Face à la fragmentation de l’audience, l’Internet global

En fait. Le 14 mars, Médiamétrie a fait le point sur les faits marquants du Web
sur l’année 2011 (les barres des 40 millions d’internautes et des 20 millions de mobinautes atteintes) et présenté les évolutions à venir des mesures d’audience. L’Internet fixe et L’Internet mobile vont être réconciliés.

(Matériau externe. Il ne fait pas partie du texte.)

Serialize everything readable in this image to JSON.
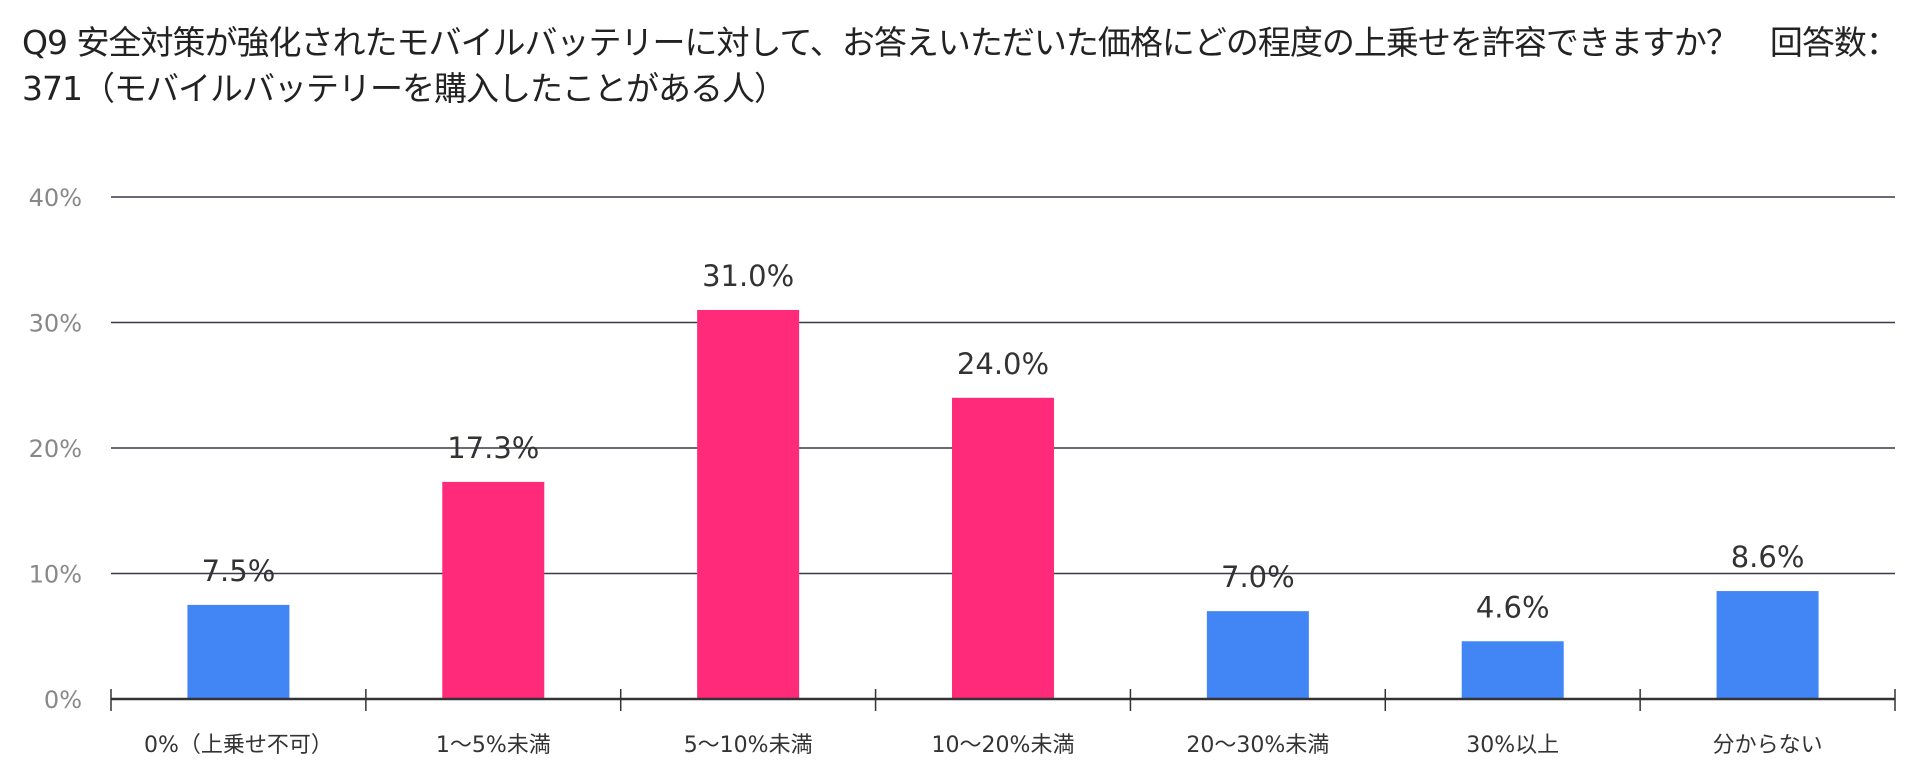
{
  "chart_data": {
    "type": "bar",
    "title": "Q9 安全対策が強化されたモバイルバッテリーに対して、お答えいただいた価格にどの程度の上乗せを許容できますか？　回答数：371（モバイルバッテリーを購入したことがある人）",
    "categories": [
      "0%（上乗せ不可）",
      "1～5%未満",
      "5～10%未満",
      "10～20%未満",
      "20～30%未満",
      "30%以上",
      "分からない"
    ],
    "values": [
      7.5,
      17.3,
      31.0,
      24.0,
      7.0,
      4.6,
      8.6
    ],
    "data_labels": [
      "7.5%",
      "17.3%",
      "31.0%",
      "24.0%",
      "7.0%",
      "4.6%",
      "8.6%"
    ],
    "highlighted": [
      false,
      true,
      true,
      true,
      false,
      false,
      false
    ],
    "ylim": [
      0,
      40
    ],
    "yticks": [
      0,
      10,
      20,
      30,
      40
    ],
    "ytick_labels": [
      "0%",
      "10%",
      "20%",
      "30%",
      "40%"
    ],
    "xlabel": "",
    "ylabel": "",
    "grid": true,
    "legend": "none",
    "colors": {
      "default": "#4285f4",
      "highlight": "#ff2a7a",
      "grid": "#3a3a4a",
      "text": "#333333",
      "tick_text": "#888888"
    }
  }
}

En clair. Les annonceurs et les agences de publicité vont avoir au début du second semestre de cette année la première mesure d’un « Internet global », agrégeant pour la première fois les mesures d’audiences de l’Internet fixe et mobile à partir des ordinateurs, des smartphones, des tablettes et des téléviseurs connectés. C’est la réponse que leur apporte Médiamétrie pour faire face à la fragmentation de l’audience avec la multiplication des écrans. La mensualisation de la mesure de l’Internet mobile depuis décembre 2011, jusqu’alors trimestrielle, a déjà permis aux éditeurs et aux publicitaires de pouvoir comparer l’audience du web fixe avec celle des mobiles.
La frontière entre les deux modes d’accès tend d’ailleurs à devenir poreuse (1). Les tablettes – non intégrées dans l’Internet mobile – feront aussi leur entrée dans cette mesure globale, 1.000 panélistes ayant été « recrutés » pour de premières mesures réalisées sur ce premier trimestre, lesquelles seront publiées au second trimestre (2). Mais elles ne porteront pour l’instant que sur des iPad d’Apple, « qui génèrent encore
90 % des connexions des tablettes », explique Tiphaine Goisbeault, directrice Télécom
et Equipement de Médiamétrie. Or sur 1,764 million d’utilisateurs de tablettes en France, seuls 55 % ont un iPad. « Les tablettes sous Android [de Google] seront prises en compte fin 2012/début 2013 », ajoute-t-elle. Pourtant, l’institut constate dans une de ses études
« eStat » que la part des visites des sites (hors applications) à partir de tablettes ou smartphones sous Android (Samsung, HTC, …) est déjà de 40 % en janvier 2012 – face aux 52 % de l’iOS d’Apple. Un an plus tôt, le rapport de force était respectivement de 16 % et 72 %. Malgré ce rééquilibrage spectaculaire en faveur de l’OS de Google, il faudra donc attendre la prise en compte des tablettes sous Android…
Quant à la mesure hybride (panel + site centric), dont les premiers résultats historiques seront communiqués aux clients fin mars pour une publication début juin, sera intégrée elle aussi à la mesure globale. L’institut n’entend pas pour autant en rester là. « Il manque des outils pour mesurer l’efficacité de l’audience sur les marques. Nous prévoyons à l’avenir de le faire, en mesurant les intentions d’achat, la satisfaction et l’intérêt pour
la marque », a indiqué Benoît Cassaigne, directeur des mesures d’audiences chez Médiamétrie. @

Bruno Chetaille, Médiamétrie : « La France sera le premier pays à mesurer l’Internet mobile et ses applications »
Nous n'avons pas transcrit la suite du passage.